Ketika keluhan tersebut dilihat hanya sebagai keluhan kosmetik, maka sesuai aturan BPJS Kesehatan, tindakan koreksinya tidak termasuk dalam pembiayaan BPJS. Ketiga, keinginan pemerintah Indonesia untuk segera mendeklarasikan sebagai negara yang telah bebas kusta menyebabkan kurangnya biaya dan kapasitas untuk menangani pasien kusta.
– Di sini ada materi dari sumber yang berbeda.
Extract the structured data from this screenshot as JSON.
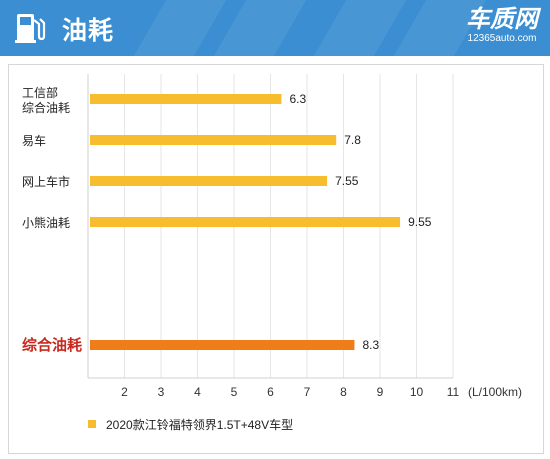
{
  "header": {
    "title": "油耗",
    "icon": "fuel-pump-icon",
    "brand_name": "车质网",
    "brand_url": "12365auto.com",
    "background_color": "#3a8ed1"
  },
  "chart_data": {
    "type": "bar",
    "orientation": "horizontal",
    "title": "",
    "xlabel": "",
    "ylabel": "",
    "unit_label": "(L/100km)",
    "xlim": [
      1,
      11
    ],
    "x_ticks": [
      "2",
      "3",
      "4",
      "5",
      "6",
      "7",
      "8",
      "9",
      "10",
      "11"
    ],
    "grid": true,
    "legend_position": "bottom-left",
    "categories": [
      "工信部\n综合油耗",
      "易车",
      "网上车市",
      "小熊油耗",
      "综合油耗"
    ],
    "series": [
      {
        "name": "2020款江铃福特领界1.5T+48V车型",
        "color": "#f7bd2e",
        "values": [
          6.3,
          7.8,
          7.55,
          9.55,
          8.3
        ],
        "value_labels": [
          "6.3",
          "7.8",
          "7.55",
          "9.55",
          "8.3"
        ]
      }
    ],
    "highlight": {
      "category": "综合油耗",
      "bar_color": "#ee7d1a",
      "label_color": "#c8281e"
    }
  }
}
Konsekuensinya, saat ini bisa dikatakan tidak ada lagi pasien claw hand yang datang ke RS untuk tindakan koreksi disabilitas karena mereka tidak bisa “tembus” ke fasilitas kesehatan tingkat lanjut (FKTL). Kenyataannya, pasien-pasien dengan keluhan tersebut masih banyak.
Surgery Camp
Terbukti ketika YDTI bekerja sama dengan The Leprosy Mission (TLM), Persatuan Mantan Kusta (Permata) Sulawesi Selatan, dan RSUP dr Tajuddin Chalid melakukan “surgery camp” pada Juli 2022, didapatkan puluhan pasien kusta disertai beragam disabilitas.
Akan tetapi, karena berbagai kendala seperti biaya pasien dan penjaga selama penanganan di RS dan kondisi pasien yang tidak memenuhi kriteria (masih dalam pengobatan kusta, masih dalam rentang enam bulan pengobatan reaksi kusta, kondisi kecacatan yang sudah terlalu berat dan sebagainya), maka hanya enam pasien yang memadai untuk dilakukan tindakan.
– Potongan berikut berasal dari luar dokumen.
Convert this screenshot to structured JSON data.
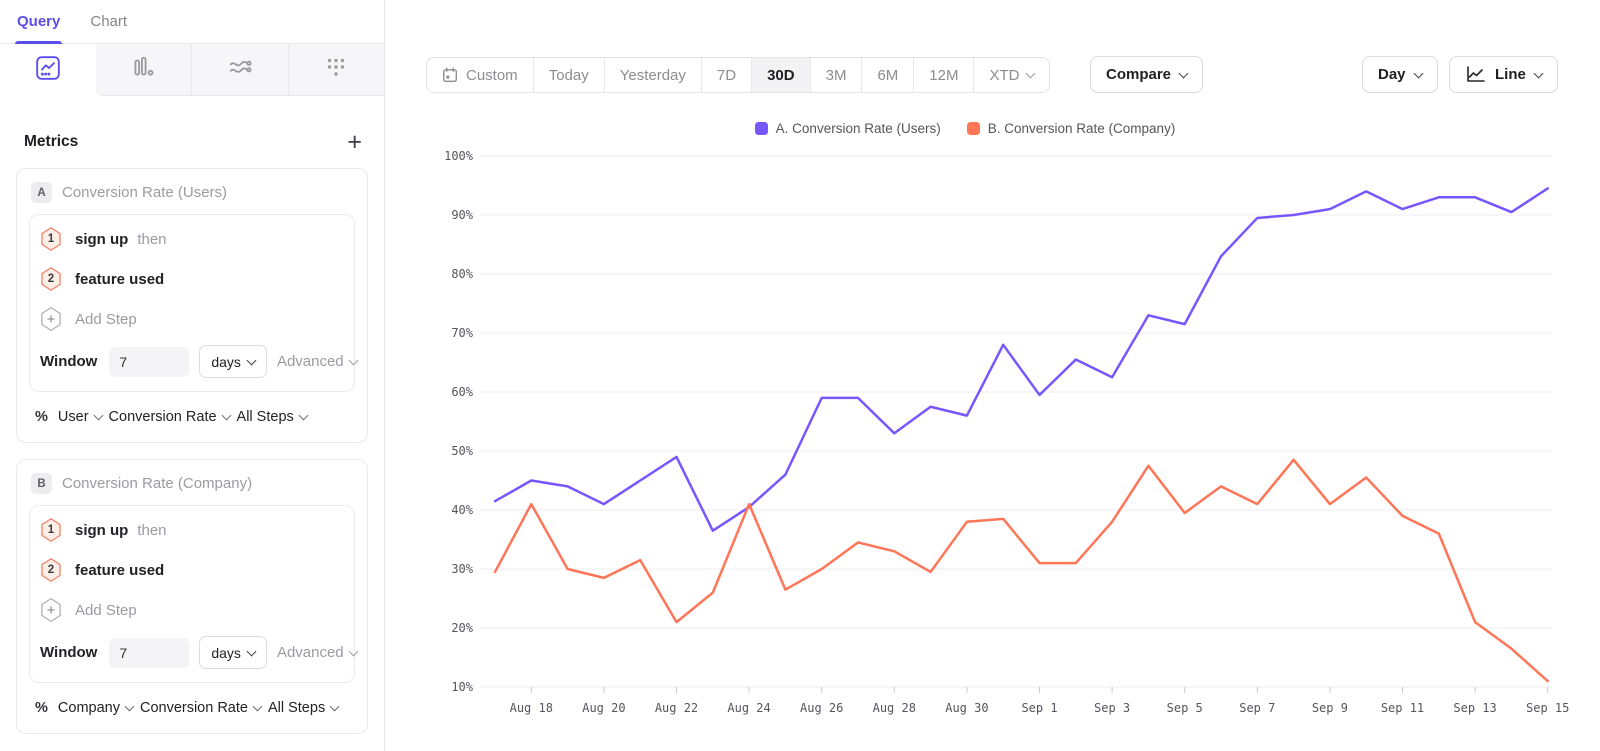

Hasilnya cukup memuaskan. Baik bagi penderita maupun bagi pelaksana kegiatan. Hal yang sama dilakukan pada September 2023. Kala itu, sebelas pasien berhasil dilakukan tindakan koreksi. Delapan pasien claw hand, dua pasien lagophtalmus, dan satu pasien drop foot.
Pada sesi ini dilakukan pengukuran yang lebih objektif dengan skala SALSA yang merupakan singkatan dari Screening of Activity Limitation & Safety Awareness untuk pasien claw hand melalui perbandingan antara sebelum dan sesudah dilakukan tindakan. Dari delapan pasien claw hand, empat pasien berhasil dilakukan pengukuran, sementara empat lainnya tidak dapat dilakukan karena faktor domisili.